La République démocratique du Congo tourne une page majeure de son histoire minière en interdisant formellement l’exportation de concentrés de cuivre et de cobalt. Par cet arrêté signé le 29 juin 2026, le gouvernement affiche une volonté politique nette : récupérer une part substantielle de la valeur créée par ses richesses géologiques, jusqu’ici captée par des raffineries étrangères.
« Nous ne voulons plus être de simples extracteurs de matières premières, mais des bâtisseurs d’une industrie locale forte qui profite enfin à sa population », affirme le ministre des Mines, Louis Kabamba Watum.
Pour Kinshasa, l’enjeu est de transformer un modèle économique extractiviste, hérité de l’époque coloniale, en une véritable filière de transformation industrielle au cœur du territoire. Ce changement de paradigme, porté par le président Félix Tshisekedi, cherche à intégrer le pays plus profondément dans la chaîne mondiale de la transition énergétique.

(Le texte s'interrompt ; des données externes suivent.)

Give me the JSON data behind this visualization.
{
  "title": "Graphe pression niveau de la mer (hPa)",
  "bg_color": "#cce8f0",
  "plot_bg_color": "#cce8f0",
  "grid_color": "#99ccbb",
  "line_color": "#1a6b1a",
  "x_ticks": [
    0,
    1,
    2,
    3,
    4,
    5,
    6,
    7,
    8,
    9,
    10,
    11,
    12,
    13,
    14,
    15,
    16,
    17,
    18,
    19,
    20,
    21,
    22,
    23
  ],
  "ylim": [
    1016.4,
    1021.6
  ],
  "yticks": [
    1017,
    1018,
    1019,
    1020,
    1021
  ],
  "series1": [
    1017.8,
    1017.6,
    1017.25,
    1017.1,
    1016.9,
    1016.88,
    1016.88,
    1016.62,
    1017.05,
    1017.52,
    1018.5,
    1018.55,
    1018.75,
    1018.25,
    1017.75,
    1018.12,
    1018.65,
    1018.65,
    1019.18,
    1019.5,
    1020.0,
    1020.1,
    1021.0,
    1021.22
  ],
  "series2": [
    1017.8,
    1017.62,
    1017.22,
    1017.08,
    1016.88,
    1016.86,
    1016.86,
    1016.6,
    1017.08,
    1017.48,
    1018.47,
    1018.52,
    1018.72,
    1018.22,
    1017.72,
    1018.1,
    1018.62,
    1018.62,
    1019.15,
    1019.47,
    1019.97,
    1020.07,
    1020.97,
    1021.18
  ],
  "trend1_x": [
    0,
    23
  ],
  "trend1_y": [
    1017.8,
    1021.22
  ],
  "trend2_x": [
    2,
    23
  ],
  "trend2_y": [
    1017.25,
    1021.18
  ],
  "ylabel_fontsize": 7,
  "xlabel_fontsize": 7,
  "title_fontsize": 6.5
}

« C’est un changement de paradigme nécessaire pour convertir nos richesses souterraines en leviers durables de développement social et économique », analyse un économiste spécialisé dans le secteur minier congolais.
Cependant, le défi logistique et énergétique qui se profile derrière cette décision est immense. Sans un accès stable et massif à l’électricité, ainsi qu’une logistique industrielle de pointe, la transformation sur place risque de se heurter à des obstacles techniques insurmontables pour les exploitants miniers.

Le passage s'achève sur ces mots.